Q: What is the main objective of this study?

A: The main objective of this study is to investigate the effect of Good Corporate Governance (GCG) and financial performance on the value of manufacturing companies listed on the Indonesia Stock Exchange (IDX).

Q: What is Good Corporate Governance (GCG)?

A: Good Corporate Governance (GCG) refers to the practices and procedures that a company follows to ensure that it operates in a transparent, accountable, and responsible manner. This includes the appointment of independent commissioners, the disclosure of financial information, and the implementation of internal controls.

Q: What is Return on Equity (ROE)?

A: Return on Equity (ROE) is a financial ratio that measures a company's profitability by comparing its net income to its shareholder equity. It is a key indicator of a company's financial performance.

Q: What is Tobin's Q?

A: Tobin's Q is a financial ratio that measures a company's market value relative to its replacement cost. It is a key indicator of a company's value.

Q: What are the limitations of this study?

A: The limitations of this study include the small sample size, the use of secondary data, and the assumption that market values reflect the performance and potential of company growth.

Q: What are the implications of this study for companies listed on the IDX?

A: The implications of this study for companies listed on the IDX are that they should prioritize improving their GCG practices, including the appointment of independent commissioners, to enhance transparency and accountability. They should also focus on improving their financial performance by implementing effective strategies to increase revenue and reduce costs.

Q: What are the recommendations for future research?

A: The recommendations for future research are to explore additional variables that could affect the company's value, such as market conditions, investor sentiments, and psychological factors. Researchers should also consider using more comprehensive methodologies, such as panel data analysis, to provide a clearer picture of the dynamics between GCG, financial performance, and company value.

Q: What are the benefits of this study?

A: The benefits of this study are that it provides an attractive insight into the relationship between GCG, financial performance, and company value in the manufacturing sector listed on the IDX. It also opens up space for further research to explore other factors that could affect the company's value.

Q: What are the potential applications of this study?

A: The potential applications of this study are that it can be used by companies listed on the IDX to improve their GCG practices and financial performance. It can also be used by investors to make informed decisions about their investments.

Q: What are the potential limitations of this study in real-world applications?

A: The potential limitations of this study in real-world applications are that it may not capture all the relevant information, and it may not be generalizable to all companies listed on the IDX.

Q: What are the potential future directions for this study?

A: The potential future directions for this study are to explore additional variables that could affect the company's value, such as market conditions, investor sentiments, and psychological factors.

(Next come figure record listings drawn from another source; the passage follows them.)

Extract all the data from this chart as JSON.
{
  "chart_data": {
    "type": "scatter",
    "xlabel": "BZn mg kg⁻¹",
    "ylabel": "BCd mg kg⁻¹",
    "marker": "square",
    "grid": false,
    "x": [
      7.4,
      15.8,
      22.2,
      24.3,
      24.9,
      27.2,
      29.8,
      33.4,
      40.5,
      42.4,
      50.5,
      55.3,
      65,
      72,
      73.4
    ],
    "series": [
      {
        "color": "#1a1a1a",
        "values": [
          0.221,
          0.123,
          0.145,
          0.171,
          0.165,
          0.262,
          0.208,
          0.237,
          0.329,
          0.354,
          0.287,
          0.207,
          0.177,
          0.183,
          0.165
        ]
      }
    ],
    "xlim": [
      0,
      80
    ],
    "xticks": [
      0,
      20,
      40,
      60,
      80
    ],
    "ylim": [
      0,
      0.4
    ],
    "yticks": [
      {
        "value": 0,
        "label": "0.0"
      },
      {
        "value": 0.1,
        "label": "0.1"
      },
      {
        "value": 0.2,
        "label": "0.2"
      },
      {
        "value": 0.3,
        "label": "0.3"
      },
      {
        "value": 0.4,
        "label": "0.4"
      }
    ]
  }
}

Researchers should also consider using more comprehensive methodologies, such as panel data analysis, to provide a clearer picture of the dynamics between GCG, financial performance, and company value.

Q: What are the potential implications of this study for policymakers?

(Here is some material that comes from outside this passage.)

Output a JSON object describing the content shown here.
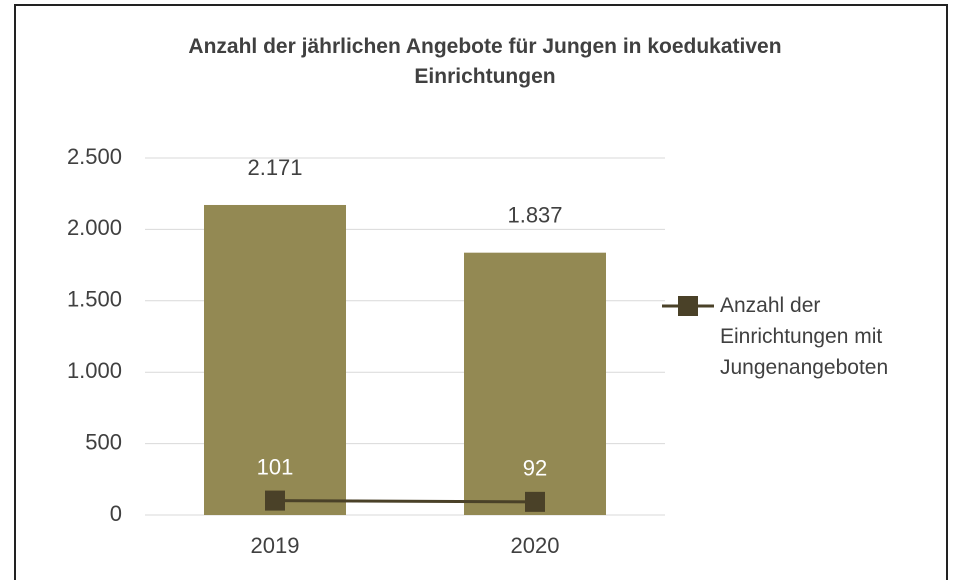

A: The potential implications of this study for policymakers are that they should consider implementing policies that promote good corporate governance and financial performance in the manufacturing sector listed on the IDX. This could include regulations that require companies to disclose more financial information, or incentives that encourage companies to improve their GCG practices.

Q: What are the potential implications of this study for investors?

A: The potential implications of this study for investors are that they should consider the GCG practices and financial performance of companies listed on the IDX when making investment decisions. This could include researching a company's GCG practices and financial performance before investing in its stock.